In vitro aldosterone secretion measurements

In vitro aldosterone secretion in the culture medium of H295R cells was measured by EIA (Aldosterone EIA kit, ALPCO Diagnostics, Salem, NH, USA), as described4,5,6. Data are presented as % of the measurements obtained with SII-treated cells.

Western blotting

Western blots to assess protein levels of StAR (sc-25806, SantaCruz Biotechnology, Santa Cruz, CA, USA), βarr1 (A1CT antibody, a generous gift from Dr. R.J. Lefkowitz, Duke University Medical Center, Durham, NC, USA) and GAPDH (MAB374; Chemicon, Temecula, CA, USA) were done using protein extracts from treated H295R cells, as described previously4. Visualization of western blot signals was performed with Alexa Fluor 680– (Molecular Probes) or IRDye 800CW–coupled (Rockland Inc.) secondary antibodies on a LI-COR infrared imager (Odyssey). Blots for GAPDH (glyceraldehyde 3-phosphate dehydrogenase) were used as loading control and for normalization of the densitometric values of the StAR and βarr1 levels.

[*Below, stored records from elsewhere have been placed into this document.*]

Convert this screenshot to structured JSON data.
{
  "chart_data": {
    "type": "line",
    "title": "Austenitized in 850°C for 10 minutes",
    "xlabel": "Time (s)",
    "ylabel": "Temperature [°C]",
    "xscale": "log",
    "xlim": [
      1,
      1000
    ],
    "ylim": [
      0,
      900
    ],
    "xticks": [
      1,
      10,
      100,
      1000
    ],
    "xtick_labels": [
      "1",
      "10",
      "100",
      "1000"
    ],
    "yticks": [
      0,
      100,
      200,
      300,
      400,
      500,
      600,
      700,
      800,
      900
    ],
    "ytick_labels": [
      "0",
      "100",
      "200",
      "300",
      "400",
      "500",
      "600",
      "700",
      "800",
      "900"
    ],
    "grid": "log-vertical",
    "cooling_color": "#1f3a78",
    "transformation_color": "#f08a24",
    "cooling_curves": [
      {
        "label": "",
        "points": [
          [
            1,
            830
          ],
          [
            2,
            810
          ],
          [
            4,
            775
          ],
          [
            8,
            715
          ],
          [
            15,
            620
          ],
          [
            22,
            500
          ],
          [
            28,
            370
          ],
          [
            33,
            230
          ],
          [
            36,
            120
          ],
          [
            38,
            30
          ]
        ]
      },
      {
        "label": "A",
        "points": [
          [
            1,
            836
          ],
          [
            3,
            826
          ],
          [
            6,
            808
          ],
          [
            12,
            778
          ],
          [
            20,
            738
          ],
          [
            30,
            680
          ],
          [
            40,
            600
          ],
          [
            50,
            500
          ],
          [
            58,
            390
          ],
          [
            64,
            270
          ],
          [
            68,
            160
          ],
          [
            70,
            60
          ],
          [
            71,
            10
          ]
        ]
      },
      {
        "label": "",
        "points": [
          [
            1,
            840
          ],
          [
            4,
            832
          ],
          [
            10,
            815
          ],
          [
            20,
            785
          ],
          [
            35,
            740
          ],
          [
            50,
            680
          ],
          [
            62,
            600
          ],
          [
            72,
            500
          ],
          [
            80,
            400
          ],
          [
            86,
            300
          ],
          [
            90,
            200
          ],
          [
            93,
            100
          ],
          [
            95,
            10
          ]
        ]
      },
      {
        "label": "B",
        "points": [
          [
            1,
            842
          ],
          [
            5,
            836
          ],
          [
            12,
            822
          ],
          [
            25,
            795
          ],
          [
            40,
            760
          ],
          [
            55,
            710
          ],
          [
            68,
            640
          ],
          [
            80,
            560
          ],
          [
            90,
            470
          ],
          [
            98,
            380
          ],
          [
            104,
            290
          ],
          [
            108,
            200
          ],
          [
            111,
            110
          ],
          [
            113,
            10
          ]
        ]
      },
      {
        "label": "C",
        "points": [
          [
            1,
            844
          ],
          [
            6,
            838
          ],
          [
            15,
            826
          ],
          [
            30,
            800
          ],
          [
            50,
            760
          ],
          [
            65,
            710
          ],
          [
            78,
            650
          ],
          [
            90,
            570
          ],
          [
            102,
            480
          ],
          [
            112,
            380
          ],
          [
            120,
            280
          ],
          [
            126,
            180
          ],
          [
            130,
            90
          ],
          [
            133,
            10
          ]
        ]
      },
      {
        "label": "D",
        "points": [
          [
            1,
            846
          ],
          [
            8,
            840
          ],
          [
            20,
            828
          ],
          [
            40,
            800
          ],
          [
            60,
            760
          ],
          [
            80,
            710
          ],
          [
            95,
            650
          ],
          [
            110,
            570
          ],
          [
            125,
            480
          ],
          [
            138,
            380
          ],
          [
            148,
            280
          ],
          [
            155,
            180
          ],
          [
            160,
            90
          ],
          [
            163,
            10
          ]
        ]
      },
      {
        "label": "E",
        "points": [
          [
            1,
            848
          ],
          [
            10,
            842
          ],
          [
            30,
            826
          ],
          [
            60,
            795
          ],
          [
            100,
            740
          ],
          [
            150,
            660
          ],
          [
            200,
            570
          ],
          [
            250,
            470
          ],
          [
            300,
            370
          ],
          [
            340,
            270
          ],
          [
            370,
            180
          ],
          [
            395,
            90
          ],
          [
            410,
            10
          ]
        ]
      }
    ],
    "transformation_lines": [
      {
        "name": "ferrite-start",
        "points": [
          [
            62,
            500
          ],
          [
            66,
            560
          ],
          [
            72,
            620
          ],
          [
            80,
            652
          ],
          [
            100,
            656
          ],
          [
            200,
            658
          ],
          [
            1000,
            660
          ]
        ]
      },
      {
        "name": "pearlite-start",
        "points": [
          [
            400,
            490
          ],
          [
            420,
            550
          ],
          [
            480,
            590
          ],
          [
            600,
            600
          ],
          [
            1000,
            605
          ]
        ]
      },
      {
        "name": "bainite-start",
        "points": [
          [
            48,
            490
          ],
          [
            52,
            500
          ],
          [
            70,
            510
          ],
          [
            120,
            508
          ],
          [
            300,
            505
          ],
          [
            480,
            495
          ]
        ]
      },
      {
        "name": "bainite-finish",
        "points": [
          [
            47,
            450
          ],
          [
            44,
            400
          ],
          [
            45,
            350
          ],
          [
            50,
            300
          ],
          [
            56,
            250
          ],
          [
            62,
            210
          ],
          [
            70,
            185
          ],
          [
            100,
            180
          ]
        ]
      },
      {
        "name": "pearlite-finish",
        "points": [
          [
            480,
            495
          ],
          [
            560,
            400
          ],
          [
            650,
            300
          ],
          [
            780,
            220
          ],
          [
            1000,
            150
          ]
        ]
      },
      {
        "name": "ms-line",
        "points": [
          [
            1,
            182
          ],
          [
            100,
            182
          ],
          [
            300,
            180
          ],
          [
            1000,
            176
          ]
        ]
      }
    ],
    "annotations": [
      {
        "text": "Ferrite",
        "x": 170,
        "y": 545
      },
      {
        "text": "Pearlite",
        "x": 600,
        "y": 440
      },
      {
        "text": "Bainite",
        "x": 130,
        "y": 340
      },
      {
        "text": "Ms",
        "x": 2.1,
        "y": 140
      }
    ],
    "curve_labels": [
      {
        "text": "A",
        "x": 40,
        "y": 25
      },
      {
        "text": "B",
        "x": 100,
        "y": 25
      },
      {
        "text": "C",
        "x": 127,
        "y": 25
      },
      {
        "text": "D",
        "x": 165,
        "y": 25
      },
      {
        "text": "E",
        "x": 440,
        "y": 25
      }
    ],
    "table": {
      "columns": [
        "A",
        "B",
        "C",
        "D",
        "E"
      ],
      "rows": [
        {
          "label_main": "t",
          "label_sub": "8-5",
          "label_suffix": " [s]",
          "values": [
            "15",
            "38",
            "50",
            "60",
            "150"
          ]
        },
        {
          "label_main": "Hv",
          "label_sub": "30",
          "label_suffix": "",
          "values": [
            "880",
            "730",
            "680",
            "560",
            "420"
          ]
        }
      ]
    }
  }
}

Masson-Trichrome staining & real-time PCR

Masson-trichrome staining for cardiac fibrosis and real-time PCR for collagen-1a1 (Col-1a1) and BNP were performed as described previously5. Briefly, real time RT-PCR was performed using SYBR® Green Supermix (Bio-Rad) and normalization was done with 18S rRNA levels.

Statistical analyses

Data are generally expressed as mean ± SEM. Unpaired 2-tailed Student's t test and one- or two-way ANOVA with Bonferroni test were generally performed for statistical comparisons, unless otherwise indicated. For most 3-group statistical comparisons Dunnett's test using SAS version 8.2 software was used, as well. For all tests, a p value of <0.05 was generally considered to be significant.